S N Bose Project is a grandson's biographical research on the life and times of Professor Satyendra Nath Bose (1894-1974) — Indian mathematical-physicist, humanist, and multi-faceted genius ... a polymath in diverse fields of science, education, literature, music, politics, social reform, and philanthropy.

25 January 2007

Part II: A Historical Novelty or Getting It Right?

Saha and Bose's translation of Einstein's Principle of Relativity was the first English translation available anywhere in the world.

All this is not to say that there weren't "issues" or problems with the translations. The critics were not kind, noting the lack of literal translation of the text, problems with the mathematics, pagination problems, missing footnotes, etc. However, while there were problems, it was generally appreciated that this work had been done as early as it was, and by such young thinkers.

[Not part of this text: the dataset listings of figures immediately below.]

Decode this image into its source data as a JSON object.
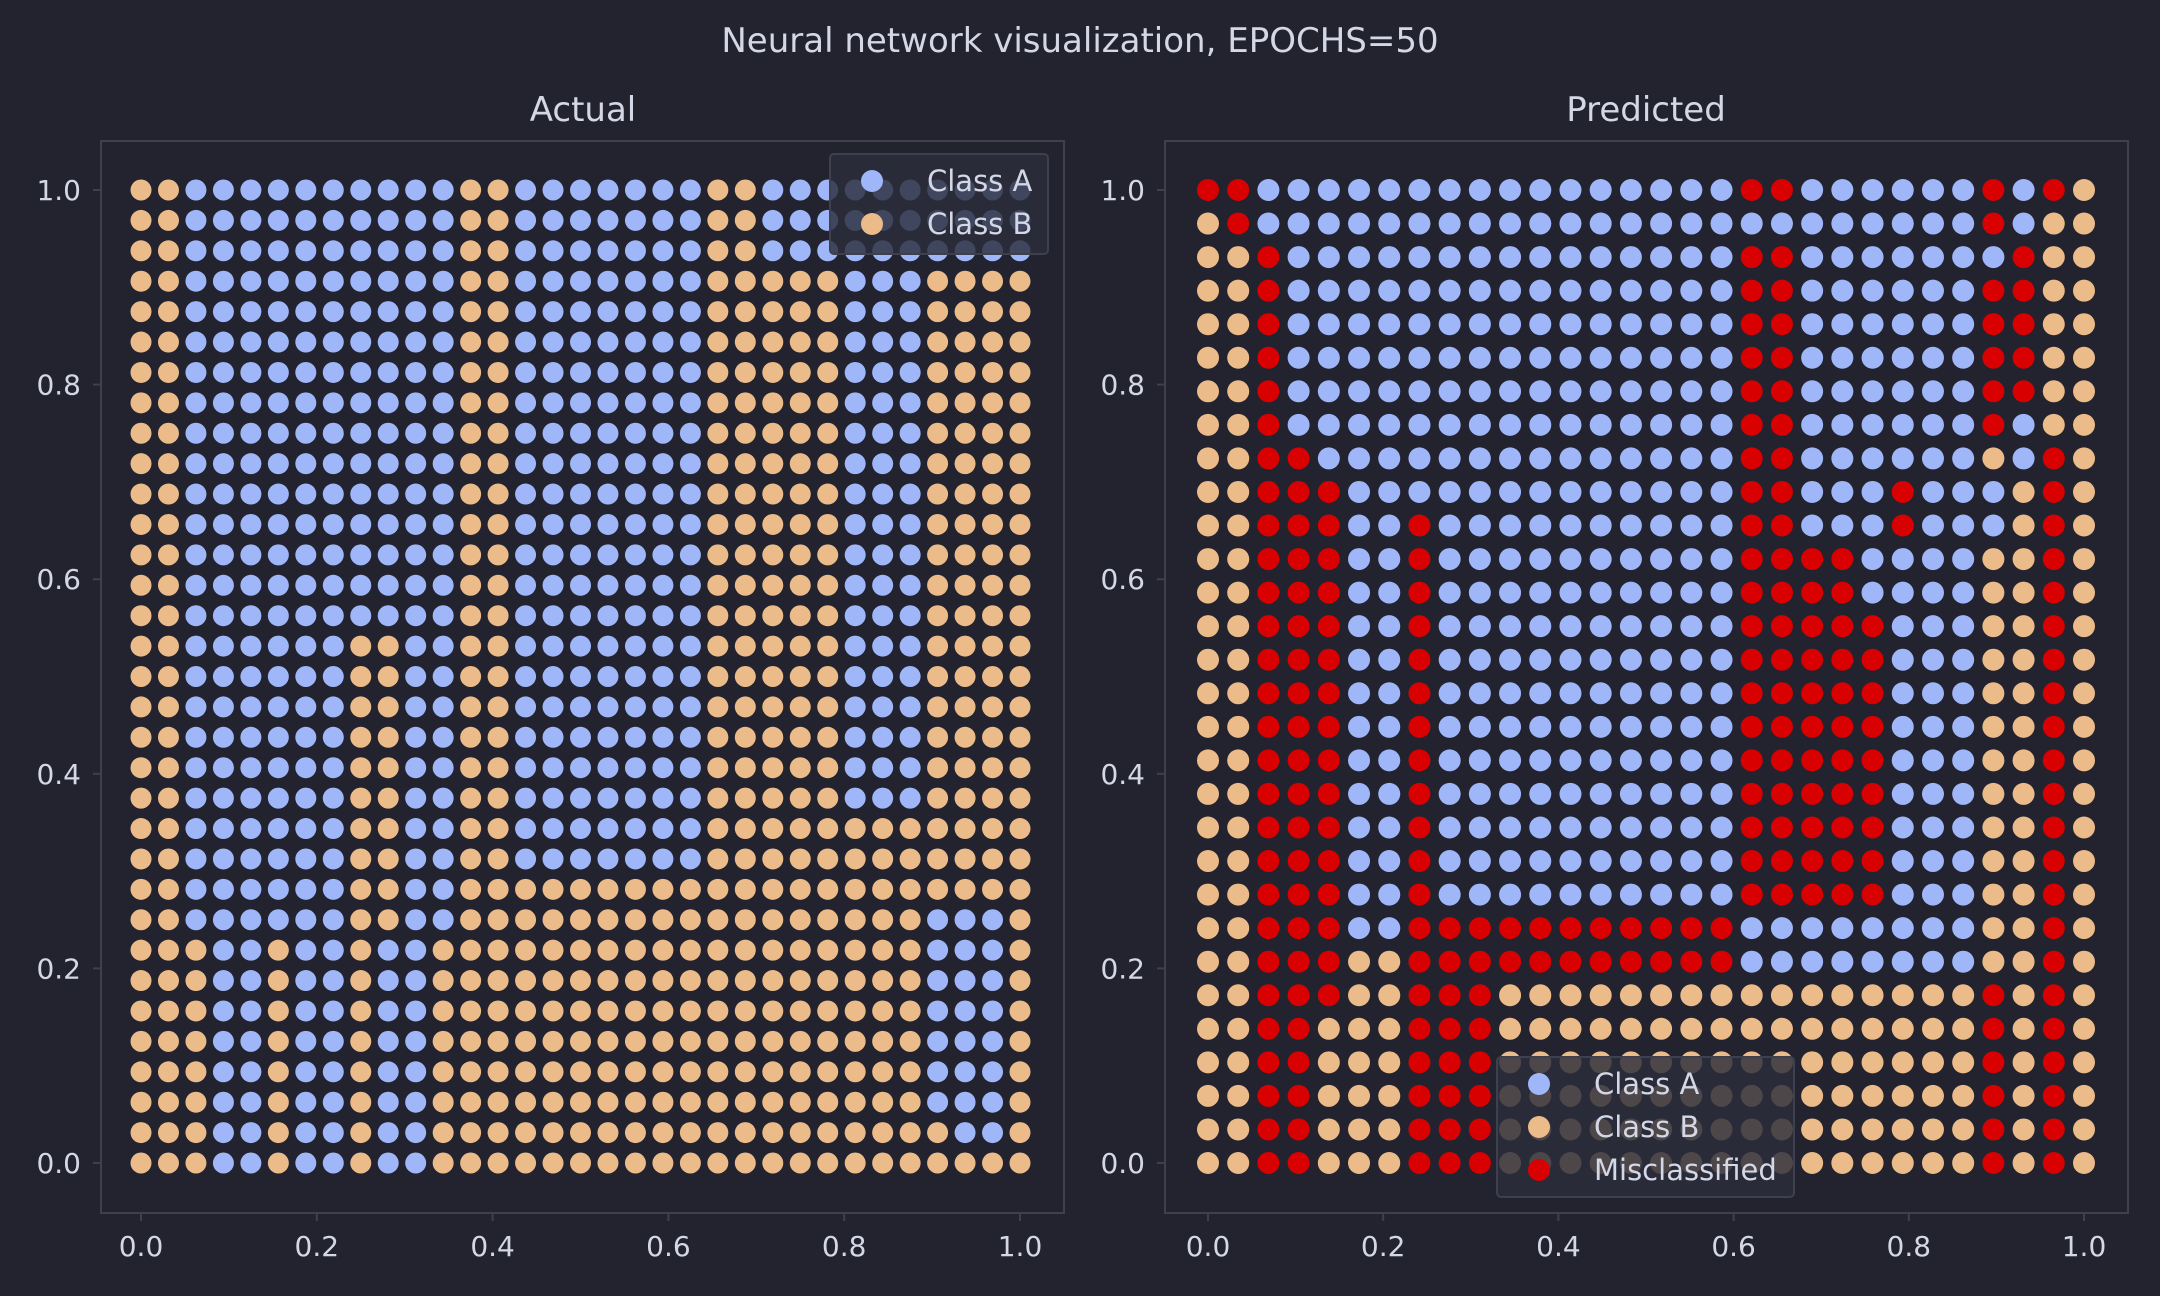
{
  "figure": {
    "suptitle": "Neural network visualization, EPOCHS=50"
  },
  "colors": {
    "background": "#22232f",
    "class_a": "#9fb7f9",
    "class_b": "#ecbb8a",
    "misclassified": "#d80000",
    "axes_frame": "#3e4050",
    "text": "#d4d7e6",
    "legend_face": "#2b2d3c"
  },
  "chart_data": [
    {
      "type": "scatter",
      "title": "Actual",
      "grid_n": 33,
      "xlim": [
        0,
        1
      ],
      "ylim": [
        0,
        1
      ],
      "xticks": [
        "0.0",
        "0.2",
        "0.4",
        "0.6",
        "0.8",
        "1.0"
      ],
      "yticks": [
        "0.0",
        "0.2",
        "0.4",
        "0.6",
        "0.8",
        "1.0"
      ],
      "grid": false,
      "legend": {
        "placement": "top-right",
        "entries": [
          "Class A",
          "Class B"
        ]
      },
      "series": [
        {
          "name": "Class A",
          "color_key": "class_a"
        },
        {
          "name": "Class B",
          "color_key": "class_b"
        }
      ],
      "point_value_code": "0 = Class A, 1 = Class B; rows listed from y=1.0 down to y=0.0, columns x=0.0 to x=1.0",
      "rows": [
        "110000000000110000000110000000000",
        "110000000000110000000110000000000",
        "110000000000110000000110000000000",
        "110000000000110000000111110001111",
        "110000000000110000000111110001111",
        "110000000000110000000111110001111",
        "110000000000110000000111110001111",
        "110000000000110000000111110001111",
        "110000000000110000000111110001111",
        "110000000000110000000111110001111",
        "110000000000110000000111110001111",
        "110000000000110000000111110001111",
        "110000000000110000000111110001111",
        "110000000000110000000111110001111",
        "110000000000110000000111110001111",
        "110000001100110000000111110001111",
        "110000001100110000000111110001111",
        "110000001100110000000111110001111",
        "110000001100110000000111110001111",
        "110000001100110000000111110001111",
        "110000001100110000000111110001111",
        "110000001100110000000111111111111",
        "110000001100110000000111111111111",
        "110000001100111111111111111111111",
        "110000001100111111111111111110001",
        "111001001001111111111111111110001",
        "111001001001111111111111111110001",
        "111001001001111111111111111110001",
        "111001001001111111111111111110001",
        "111001001001111111111111111110001",
        "111001001001111111111111111110001",
        "111001001001111111111111111111001",
        "111001001001111111111111111111111"
      ]
    },
    {
      "type": "scatter",
      "title": "Predicted",
      "grid_n": 30,
      "xlim": [
        0,
        1
      ],
      "ylim": [
        0,
        1
      ],
      "xticks": [
        "0.0",
        "0.2",
        "0.4",
        "0.6",
        "0.8",
        "1.0"
      ],
      "yticks": [
        "0.0",
        "0.2",
        "0.4",
        "0.6",
        "0.8",
        "1.0"
      ],
      "grid": false,
      "legend": {
        "placement": "bottom-center",
        "entries": [
          "Class A",
          "Class B",
          "Misclassified"
        ]
      },
      "series": [
        {
          "name": "Class A",
          "color_key": "class_a"
        },
        {
          "name": "Class B",
          "color_key": "class_b"
        },
        {
          "name": "Misclassified",
          "color_key": "misclassified"
        }
      ],
      "point_value_code": "0 = Class A, 1 = Class B, 2 = Misclassified; rows listed from y=1.0 down to y=0.0, columns x=0.0 to x=1.0",
      "rows": [
        "220000000000000000220000002021",
        "120000000000000000000000002011",
        "112000000000000000220000000211",
        "112000000000000000220000002211",
        "112000000000000000220000002211",
        "112000000000000000220000002211",
        "112000000000000000220000002211",
        "112000000000000000220000002011",
        "112200000000000000220000001021",
        "112220000000000000220002000121",
        "112220020000000000220002000121",
        "112220020000000000222200001121",
        "112220020000000000222200001121",
        "112220020000000000222220001121",
        "112220020000000000222220001121",
        "112220020000000000222220001121",
        "112220020000000000222220001121",
        "112220020000000000222220001121",
        "112220020000000000222220001121",
        "112220020000000000222220001121",
        "112220020000000000222220001121",
        "112220020000000000222220001121",
        "112220022222222222000000001121",
        "112221122222222222000000001121",
        "112221122211111111111111112121",
        "112211122211111111111111112121",
        "112211122211111111111111112121",
        "112211122211111111111111112121",
        "112211122211111111111111112121",
        "112211122211111111111111112121"
      ]
    }
  ]
}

Later, as others began to do translations of Einstein's relativity theories, Calcutta University was asked to stop the publication of these works. As Professor Jagdish Mehra, the remarkably prolific historian of quantum theory — including the multi-volume The Historical Development of Quantum Theory (Springer 1982) and The Golden Age of Theoretical Physics (World Scientific, 2001) — recounted in his interview with Bose near the end of Bose's life (published in his Biographical Memoirs of Fellows of the Royal Society, 1975 on the occasion of Bose's death in 1974) :
Bose translated Einstein's 1916 paper on the foundation of the general theory of relativity. (Quoting Bose) "Relativity was of course a magnificent structure already. Special theory was a fascinating thing, four-dimensional representation, the work of Minkowski, just splendid. We studied all these papers and translated them.

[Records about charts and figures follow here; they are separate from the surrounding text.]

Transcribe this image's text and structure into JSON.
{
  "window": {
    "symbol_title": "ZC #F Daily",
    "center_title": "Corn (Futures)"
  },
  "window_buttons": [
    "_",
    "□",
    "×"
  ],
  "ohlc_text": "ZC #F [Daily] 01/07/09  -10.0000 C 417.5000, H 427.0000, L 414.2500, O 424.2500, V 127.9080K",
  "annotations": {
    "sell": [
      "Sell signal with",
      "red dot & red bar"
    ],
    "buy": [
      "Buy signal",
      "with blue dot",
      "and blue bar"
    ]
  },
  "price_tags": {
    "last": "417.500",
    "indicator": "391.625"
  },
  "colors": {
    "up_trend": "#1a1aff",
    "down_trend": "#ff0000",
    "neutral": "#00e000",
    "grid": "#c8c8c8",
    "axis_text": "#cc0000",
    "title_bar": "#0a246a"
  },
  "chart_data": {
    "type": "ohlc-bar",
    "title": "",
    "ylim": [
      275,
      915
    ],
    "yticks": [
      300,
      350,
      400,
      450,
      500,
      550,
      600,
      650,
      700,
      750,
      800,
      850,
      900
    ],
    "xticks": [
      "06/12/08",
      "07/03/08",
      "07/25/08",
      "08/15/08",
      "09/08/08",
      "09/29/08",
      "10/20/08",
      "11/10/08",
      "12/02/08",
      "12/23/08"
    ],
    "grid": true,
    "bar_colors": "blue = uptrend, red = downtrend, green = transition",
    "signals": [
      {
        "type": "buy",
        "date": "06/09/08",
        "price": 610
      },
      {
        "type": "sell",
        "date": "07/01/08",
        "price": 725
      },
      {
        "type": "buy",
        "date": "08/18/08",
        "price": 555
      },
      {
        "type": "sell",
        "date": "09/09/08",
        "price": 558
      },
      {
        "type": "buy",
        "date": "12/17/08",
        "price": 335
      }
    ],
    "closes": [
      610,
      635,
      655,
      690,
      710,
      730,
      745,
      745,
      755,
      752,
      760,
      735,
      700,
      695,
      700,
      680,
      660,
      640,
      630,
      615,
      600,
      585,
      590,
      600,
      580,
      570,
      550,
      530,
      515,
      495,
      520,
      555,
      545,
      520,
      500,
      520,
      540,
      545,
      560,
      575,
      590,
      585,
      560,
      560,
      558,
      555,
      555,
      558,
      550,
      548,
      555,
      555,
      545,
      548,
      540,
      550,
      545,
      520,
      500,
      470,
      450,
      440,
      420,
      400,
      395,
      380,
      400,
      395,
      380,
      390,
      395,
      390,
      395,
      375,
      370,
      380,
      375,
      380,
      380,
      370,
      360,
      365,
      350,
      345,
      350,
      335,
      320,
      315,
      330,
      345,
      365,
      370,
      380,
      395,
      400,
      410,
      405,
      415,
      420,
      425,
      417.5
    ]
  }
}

"Later on other people took up the translation of Einstein's relativity papers. Einstein had given the translation rights to the Methuen people. They wanted to stop the distribution of our work. Einstein was very generous. He said that as long as the book remained in circulation inside India, he had no objection. After the excitement of the first year or so people dropped making inquiries about the book. It is out of print."
— reprinted in The Golden Age of Theoretical Physics, p. 506
Many years later, Physicist Partha Ghose, a Bose biographer and one of his last students, while conducting his diligent work preparing for Bose's Birth Centenary Celebrations in 1994, received a communication from Professor Max Jammer of Bar Ilan University in Israel. In it he replied to an inquiry by Professor Ghose about the 1919 translations, saying that while the work had many amateur qualities and mistakes, there was one item of note that makes the Saha-Bose translations more than just a historical novelty. He writes:
The M.N. Saha and S.N. Bose translation of Einstein's papers on relativity, published in 1920 in Calcutta, does not contain the error which C.B. Jeffry and W. Perrett committed in their well-known 1922 translation. It concerns Einstein's definition of simultaneity at the very beginning of the kinematical part of Einstein's famous 1905 paper 'On the electrodynamics of moving bodies' (Annalen der Physik, vol. 17). The British translators misread Einstein's 'nun' as 'nur' and rendered thereby erroneously a sufficient condition as a necessary condition, thus excluding the possibility of alternative definitions of simultaneity, a possibility contended by the proponents of the so-called conventionality thesis of distant simultaneity (Reichenbach, Grünbaum and others).
— Letter dated 10 October 1993.
— Reprinted in S.N. Bose: The Man and His Work, Vol. 2, p.29, published on the occasion of Bose's Birth Centenary celebrations in 1994 by S.N. Bose National Centre for Basic Sciences, Kolkata

If Bose and Saha were alive today, I think they would have taken a certain pride in the fact that at least this part of their work had shown them to be more correct than the British.